Monday, Jun. 02, 1952

Night & the River

It was midnight when the Ray Munsells' family car, heading from Amorita, Okla. for the hospital at Hardtner, Kans., crossed the state line. In the back seat, Mrs. Ray Munsell Jr., 21, braced herself against sharpening labor pains, and reached out now & then to steady her three-year-old daughter Roberta, who was dozing beside her in a blanket.

Nearing Kiowa the car went out of control, crashed through the guard rail of a bridge over the Medicine Lodge River, and landed upside down in the water. Neither the driver, Ray Munsell Sr. (who apparently had had a heart attack), nor his wife survived; their daughter-in-law was knocked unconscious.
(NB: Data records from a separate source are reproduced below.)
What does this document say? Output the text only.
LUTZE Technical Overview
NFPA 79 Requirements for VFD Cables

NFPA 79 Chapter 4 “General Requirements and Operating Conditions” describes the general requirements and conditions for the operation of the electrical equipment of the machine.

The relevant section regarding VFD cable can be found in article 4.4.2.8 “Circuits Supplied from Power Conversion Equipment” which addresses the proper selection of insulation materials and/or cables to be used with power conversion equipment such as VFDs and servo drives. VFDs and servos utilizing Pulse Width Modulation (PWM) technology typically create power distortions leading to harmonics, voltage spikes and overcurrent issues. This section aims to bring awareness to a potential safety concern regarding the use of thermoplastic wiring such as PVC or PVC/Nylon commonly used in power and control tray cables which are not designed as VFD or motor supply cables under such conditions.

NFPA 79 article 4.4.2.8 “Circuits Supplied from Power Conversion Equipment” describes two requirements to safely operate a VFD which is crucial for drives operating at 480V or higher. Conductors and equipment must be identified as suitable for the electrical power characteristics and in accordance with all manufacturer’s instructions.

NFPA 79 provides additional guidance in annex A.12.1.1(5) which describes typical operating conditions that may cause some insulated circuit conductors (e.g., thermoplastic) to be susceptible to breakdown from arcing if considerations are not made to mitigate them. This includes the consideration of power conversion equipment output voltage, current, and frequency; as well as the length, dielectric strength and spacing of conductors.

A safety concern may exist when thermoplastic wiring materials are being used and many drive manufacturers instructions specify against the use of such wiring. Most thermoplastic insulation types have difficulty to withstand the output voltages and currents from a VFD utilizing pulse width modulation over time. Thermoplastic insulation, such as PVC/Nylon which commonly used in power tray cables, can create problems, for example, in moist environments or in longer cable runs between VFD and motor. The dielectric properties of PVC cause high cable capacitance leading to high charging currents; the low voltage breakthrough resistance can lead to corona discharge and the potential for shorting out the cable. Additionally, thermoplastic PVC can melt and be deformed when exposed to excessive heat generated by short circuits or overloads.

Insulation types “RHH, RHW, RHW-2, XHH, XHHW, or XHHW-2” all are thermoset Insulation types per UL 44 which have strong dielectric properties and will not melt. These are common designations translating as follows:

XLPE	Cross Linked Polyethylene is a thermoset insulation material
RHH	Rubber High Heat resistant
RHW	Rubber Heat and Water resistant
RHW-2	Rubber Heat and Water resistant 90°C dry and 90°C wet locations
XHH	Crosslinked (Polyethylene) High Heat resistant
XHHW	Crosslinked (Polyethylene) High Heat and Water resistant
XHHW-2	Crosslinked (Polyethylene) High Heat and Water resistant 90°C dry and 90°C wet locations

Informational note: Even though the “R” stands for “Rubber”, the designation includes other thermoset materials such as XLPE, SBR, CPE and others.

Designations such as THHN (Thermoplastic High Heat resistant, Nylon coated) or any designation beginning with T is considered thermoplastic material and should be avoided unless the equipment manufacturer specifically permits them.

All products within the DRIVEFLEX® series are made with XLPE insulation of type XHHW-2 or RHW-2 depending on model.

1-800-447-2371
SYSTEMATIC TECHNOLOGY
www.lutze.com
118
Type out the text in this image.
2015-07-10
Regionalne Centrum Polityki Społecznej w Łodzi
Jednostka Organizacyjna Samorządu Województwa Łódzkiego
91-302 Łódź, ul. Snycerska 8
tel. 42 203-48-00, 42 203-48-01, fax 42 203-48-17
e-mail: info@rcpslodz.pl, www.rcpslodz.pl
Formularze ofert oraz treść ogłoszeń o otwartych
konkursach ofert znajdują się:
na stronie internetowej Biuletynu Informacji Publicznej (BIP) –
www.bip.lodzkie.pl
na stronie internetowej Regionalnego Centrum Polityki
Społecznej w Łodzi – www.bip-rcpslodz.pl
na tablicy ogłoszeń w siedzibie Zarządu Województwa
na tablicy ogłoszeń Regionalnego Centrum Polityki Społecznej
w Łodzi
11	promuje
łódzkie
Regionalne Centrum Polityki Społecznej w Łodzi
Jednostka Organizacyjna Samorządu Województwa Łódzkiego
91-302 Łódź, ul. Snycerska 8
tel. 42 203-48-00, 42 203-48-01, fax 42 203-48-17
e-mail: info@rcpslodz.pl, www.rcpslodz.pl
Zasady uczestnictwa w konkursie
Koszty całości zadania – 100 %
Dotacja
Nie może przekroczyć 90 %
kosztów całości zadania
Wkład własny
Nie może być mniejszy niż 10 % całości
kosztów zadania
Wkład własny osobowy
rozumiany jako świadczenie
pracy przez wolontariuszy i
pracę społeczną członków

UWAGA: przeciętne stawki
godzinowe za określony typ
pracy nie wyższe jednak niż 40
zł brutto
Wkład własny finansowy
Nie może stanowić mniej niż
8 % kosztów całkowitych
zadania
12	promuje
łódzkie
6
The first thing that young Mrs. Munsell was aware of when she revived was that Roberta was crying. The top of the car had caved in, and the river had risen two to three feet in the car, leaving little more than a foot of air space between the water and the car floor, now a prison roof. Somehow, Mrs. Munsell made Roberta comfortable in the air space. Then she sat, neck-deep in water, worried about her pains, but afraid to get out of the car because the water might be too deep.

A full five hours passed before it got light enough for Mrs. Munsell to see that the water was shallow enough to wade. She kicked and shoved one of the doors open about 18 inches, and squeezed through. Then she reached in, pulled Roberta out. carried her through waist-deep water to the river bank, 15 feet away, and started walking. At 5:50, dripping wet and covered with mud, she reached Farmer Reuben Schupbach's dooryard. The farmer drove her to Hardtner at top speed, but Mrs. Munsell was too near her time for doctors to get her ready for the delivery room. At 6:40, still mud-spattered, she was delivered of a healthy, six-pound son.

Mrs. Munsell's only injuries were minor cuts. Normally, the shock of the crash might have been expected to hasten labor. But, said Dr. Horace L. Galloway, the cold water in which Mrs. Munsell sat during those five hours with death beside her must have prevented an earlier birth by contracting her muscles.